Daily bit(e) of C++ | Valid parentheses sequences
Daily bit(e) of C++ #182, Common interview problem: Valid parentheses sequences
Today we will look at a common C++ interview problem: Valid parentheses sequences.
Given n pairs of parentheses, generate all valid combinations of these parentheses.
For example, for n==3 all valid combinations are: ()()(), (()()), ((())), (())() and ()(()).
Before you continue reading the solution, I encourage you to try to solve it yourself. Here is a compiler Explorer link with a couple of test cases: https://compiler-explorer.com/z/eYWeMEhTr.
Solution
Enumerating all possible combinations under a specific constraint is a canonical problem for backtracking.
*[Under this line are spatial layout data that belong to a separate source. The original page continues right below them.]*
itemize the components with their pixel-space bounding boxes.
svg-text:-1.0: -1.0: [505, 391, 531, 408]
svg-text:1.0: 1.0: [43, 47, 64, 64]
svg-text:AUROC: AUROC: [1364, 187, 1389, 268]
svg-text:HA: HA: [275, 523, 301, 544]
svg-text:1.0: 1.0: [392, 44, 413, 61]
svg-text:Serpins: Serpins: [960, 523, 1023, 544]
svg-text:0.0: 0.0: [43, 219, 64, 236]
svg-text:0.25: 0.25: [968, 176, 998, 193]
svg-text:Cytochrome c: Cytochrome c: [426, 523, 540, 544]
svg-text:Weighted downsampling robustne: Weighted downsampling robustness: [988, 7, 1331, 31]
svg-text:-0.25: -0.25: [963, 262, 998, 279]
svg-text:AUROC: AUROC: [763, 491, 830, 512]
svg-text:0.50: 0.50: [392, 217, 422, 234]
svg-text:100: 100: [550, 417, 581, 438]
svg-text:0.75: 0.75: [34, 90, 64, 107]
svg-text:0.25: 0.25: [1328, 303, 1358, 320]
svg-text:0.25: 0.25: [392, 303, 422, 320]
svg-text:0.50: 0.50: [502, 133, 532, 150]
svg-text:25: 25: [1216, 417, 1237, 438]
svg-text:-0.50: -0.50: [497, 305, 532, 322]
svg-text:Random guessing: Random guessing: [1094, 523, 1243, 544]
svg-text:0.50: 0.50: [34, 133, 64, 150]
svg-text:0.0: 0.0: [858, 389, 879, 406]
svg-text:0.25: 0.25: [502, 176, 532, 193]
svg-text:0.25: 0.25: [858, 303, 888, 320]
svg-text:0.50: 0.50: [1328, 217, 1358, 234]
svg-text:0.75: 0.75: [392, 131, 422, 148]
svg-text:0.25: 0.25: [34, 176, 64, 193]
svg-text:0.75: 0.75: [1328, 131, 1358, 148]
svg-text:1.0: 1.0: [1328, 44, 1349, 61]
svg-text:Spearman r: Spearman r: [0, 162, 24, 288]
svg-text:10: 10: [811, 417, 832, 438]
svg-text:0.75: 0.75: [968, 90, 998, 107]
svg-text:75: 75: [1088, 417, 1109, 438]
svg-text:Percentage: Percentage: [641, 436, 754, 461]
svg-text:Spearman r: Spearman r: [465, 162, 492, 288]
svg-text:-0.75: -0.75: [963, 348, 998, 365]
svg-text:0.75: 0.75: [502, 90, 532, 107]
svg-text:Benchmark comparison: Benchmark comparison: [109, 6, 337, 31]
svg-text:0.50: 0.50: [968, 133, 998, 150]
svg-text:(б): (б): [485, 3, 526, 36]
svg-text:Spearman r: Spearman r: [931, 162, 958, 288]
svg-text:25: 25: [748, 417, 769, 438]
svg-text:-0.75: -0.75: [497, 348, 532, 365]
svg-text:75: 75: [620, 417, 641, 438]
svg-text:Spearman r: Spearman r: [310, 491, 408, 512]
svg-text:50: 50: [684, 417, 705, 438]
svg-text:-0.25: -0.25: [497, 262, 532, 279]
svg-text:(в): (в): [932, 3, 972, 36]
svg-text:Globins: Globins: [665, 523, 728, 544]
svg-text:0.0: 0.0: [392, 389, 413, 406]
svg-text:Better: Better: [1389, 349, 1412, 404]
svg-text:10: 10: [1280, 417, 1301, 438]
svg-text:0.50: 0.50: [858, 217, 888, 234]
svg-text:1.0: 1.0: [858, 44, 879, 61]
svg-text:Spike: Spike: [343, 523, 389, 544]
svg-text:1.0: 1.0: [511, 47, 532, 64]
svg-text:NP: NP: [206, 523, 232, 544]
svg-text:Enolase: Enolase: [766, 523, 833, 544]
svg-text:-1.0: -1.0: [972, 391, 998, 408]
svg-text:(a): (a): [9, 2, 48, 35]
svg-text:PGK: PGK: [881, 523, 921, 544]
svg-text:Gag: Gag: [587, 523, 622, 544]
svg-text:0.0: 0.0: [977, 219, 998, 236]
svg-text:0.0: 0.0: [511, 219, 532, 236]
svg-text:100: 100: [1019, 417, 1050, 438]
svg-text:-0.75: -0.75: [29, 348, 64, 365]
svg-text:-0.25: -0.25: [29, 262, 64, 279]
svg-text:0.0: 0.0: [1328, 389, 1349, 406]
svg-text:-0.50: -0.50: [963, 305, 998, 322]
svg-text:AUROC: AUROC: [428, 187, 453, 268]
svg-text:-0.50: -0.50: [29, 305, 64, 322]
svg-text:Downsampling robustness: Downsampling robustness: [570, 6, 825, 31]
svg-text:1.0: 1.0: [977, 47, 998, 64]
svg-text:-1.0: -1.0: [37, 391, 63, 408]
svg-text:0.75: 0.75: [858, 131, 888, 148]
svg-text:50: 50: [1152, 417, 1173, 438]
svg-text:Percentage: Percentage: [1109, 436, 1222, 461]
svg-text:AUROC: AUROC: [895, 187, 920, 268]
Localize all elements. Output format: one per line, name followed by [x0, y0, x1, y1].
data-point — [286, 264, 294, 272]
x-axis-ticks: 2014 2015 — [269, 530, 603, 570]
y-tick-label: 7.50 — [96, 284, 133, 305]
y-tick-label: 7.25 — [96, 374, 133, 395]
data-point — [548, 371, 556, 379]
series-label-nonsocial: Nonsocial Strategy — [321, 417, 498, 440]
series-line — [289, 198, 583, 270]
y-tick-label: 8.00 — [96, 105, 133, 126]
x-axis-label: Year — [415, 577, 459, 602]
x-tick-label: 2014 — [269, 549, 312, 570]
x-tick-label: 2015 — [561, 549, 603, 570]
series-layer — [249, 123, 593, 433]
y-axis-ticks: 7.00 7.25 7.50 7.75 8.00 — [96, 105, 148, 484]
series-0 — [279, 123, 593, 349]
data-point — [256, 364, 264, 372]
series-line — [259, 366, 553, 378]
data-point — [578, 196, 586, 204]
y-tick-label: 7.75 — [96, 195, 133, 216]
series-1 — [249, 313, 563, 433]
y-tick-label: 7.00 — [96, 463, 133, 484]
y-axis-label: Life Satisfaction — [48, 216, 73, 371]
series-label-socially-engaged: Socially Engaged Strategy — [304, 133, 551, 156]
Backtracking explores the solution space in depth-first order while ensuring the path/partial solution maintains all imposed constraints.
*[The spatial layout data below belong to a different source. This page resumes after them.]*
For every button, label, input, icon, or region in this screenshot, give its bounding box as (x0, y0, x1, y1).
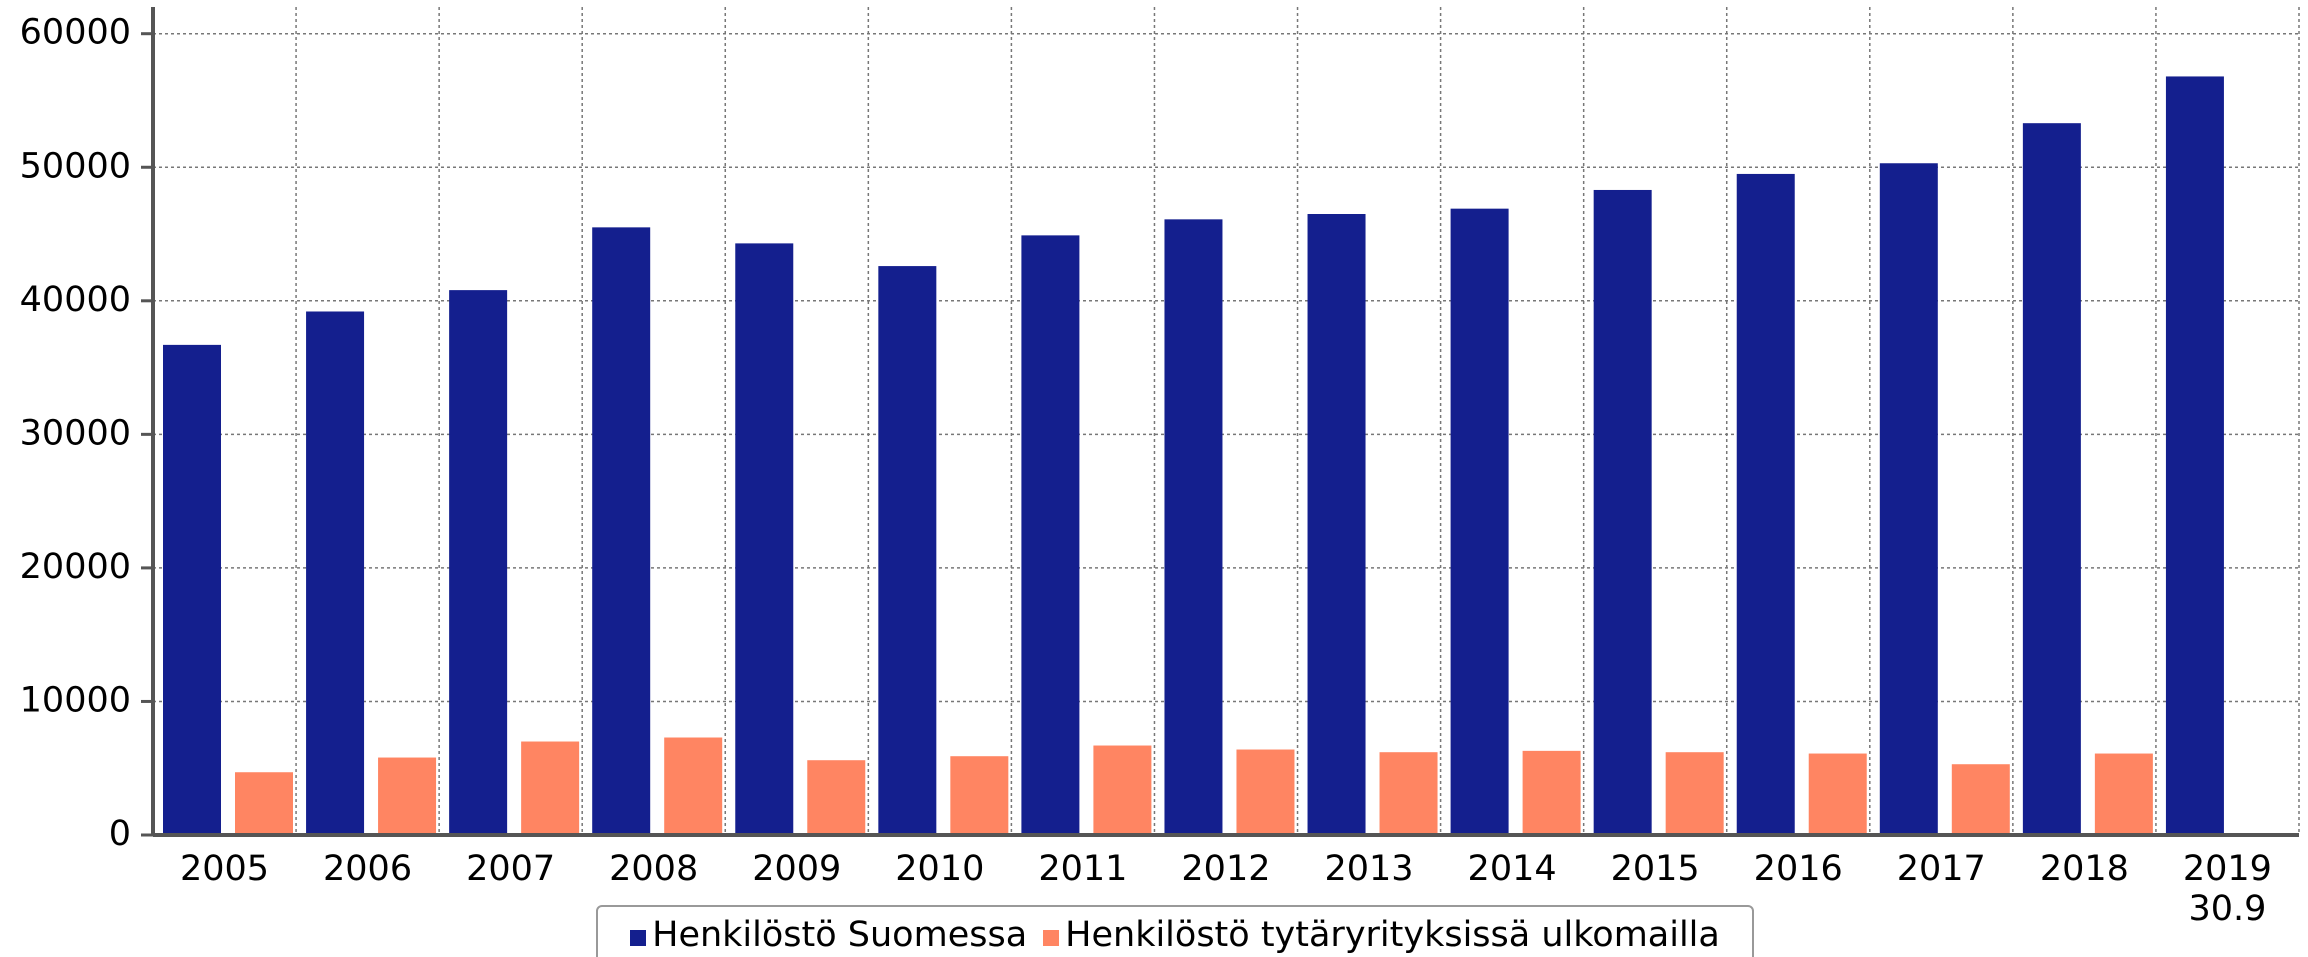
bar (306, 311, 365, 835)
x-tick-label: 2015 (1610, 849, 1700, 889)
bar (1665, 752, 1724, 835)
x-tick-label: 2018 (2039, 849, 2129, 889)
bar (2094, 753, 2153, 835)
bar (2022, 123, 2081, 836)
bar (807, 760, 866, 835)
x-tick-label: 2012 (1181, 849, 1271, 889)
bar (1951, 764, 2010, 835)
x-tick-label: 2014 (1467, 849, 1557, 889)
bar (592, 227, 651, 835)
y-tick-label: 50000 (20, 146, 131, 186)
legend-label: Henkilöstö tytäryrityksissä ulkomailla (1065, 915, 1720, 955)
y-tick-label: 40000 (20, 280, 131, 320)
x-tick-label: 2017 (1896, 849, 1986, 889)
bar (1021, 235, 1080, 835)
x-tick-label: 2016 (1753, 849, 1843, 889)
legend-item: Henkilöstö tytäryrityksissä ulkomailla (1043, 915, 1720, 955)
bar (1808, 753, 1867, 835)
bar (235, 772, 293, 835)
bar (1879, 163, 1938, 836)
x-tick-label: 2008 (609, 849, 699, 889)
bar (2165, 76, 2224, 835)
bar (1379, 752, 1438, 835)
bar (664, 737, 723, 835)
x-tick-label: 2006 (323, 849, 413, 889)
legend: Henkilöstö Suomessa Henkilöstö tytäryrity… (596, 905, 1754, 957)
bar (1450, 208, 1509, 835)
legend-swatch (630, 930, 647, 946)
bar (521, 741, 580, 835)
bar (163, 344, 221, 835)
bar (449, 290, 508, 836)
legend-label: Henkilöstö Suomessa (652, 915, 1028, 955)
y-tick-label: 10000 (20, 680, 131, 720)
y-tick-label: 30000 (20, 413, 131, 453)
legend-item: Henkilöstö Suomessa (630, 915, 1027, 955)
x-tick-label: 2013 (1324, 849, 1414, 889)
bar (1736, 173, 1795, 835)
bar (950, 756, 1009, 835)
x-tick-label: 2019 30.9 (2182, 849, 2272, 929)
x-tick-label: 2011 (1038, 849, 1128, 889)
bar (1307, 214, 1366, 835)
bar (1593, 189, 1652, 835)
bar (1093, 745, 1152, 835)
x-tick-label: 2010 (895, 849, 985, 889)
y-tick-label: 60000 (20, 13, 131, 53)
bar (378, 757, 437, 835)
x-tick-label: 2007 (466, 849, 556, 889)
bar (1164, 219, 1223, 836)
x-tick-label: 2009 (752, 849, 842, 889)
bar (1522, 750, 1581, 835)
legend-swatch (1043, 930, 1060, 946)
bar (878, 266, 937, 835)
bar (1236, 749, 1295, 835)
bar (735, 243, 794, 836)
y-tick-label: 0 (109, 814, 131, 854)
y-tick-label: 20000 (20, 547, 131, 587)
x-tick-label: 2005 (179, 849, 270, 889)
For our problem of generating valid combinations of parentheses, each step during our exploration is either adding a left or right parenthesis. To maintain the constraint of validity, we need to follow the following rules:
We only have n left parenthesis; therefore, we can only add one if we haven’t used n.
A right parenthesis must always match some preceding left parenthesis; therefore, we can only add a right parenthesis if the number of left parentheses exceeds the number of right parentheses.
Finally, to avoid re-counting the number of left and right parentheses we have already used, we keep track of these numbers as we recurse towards the solution.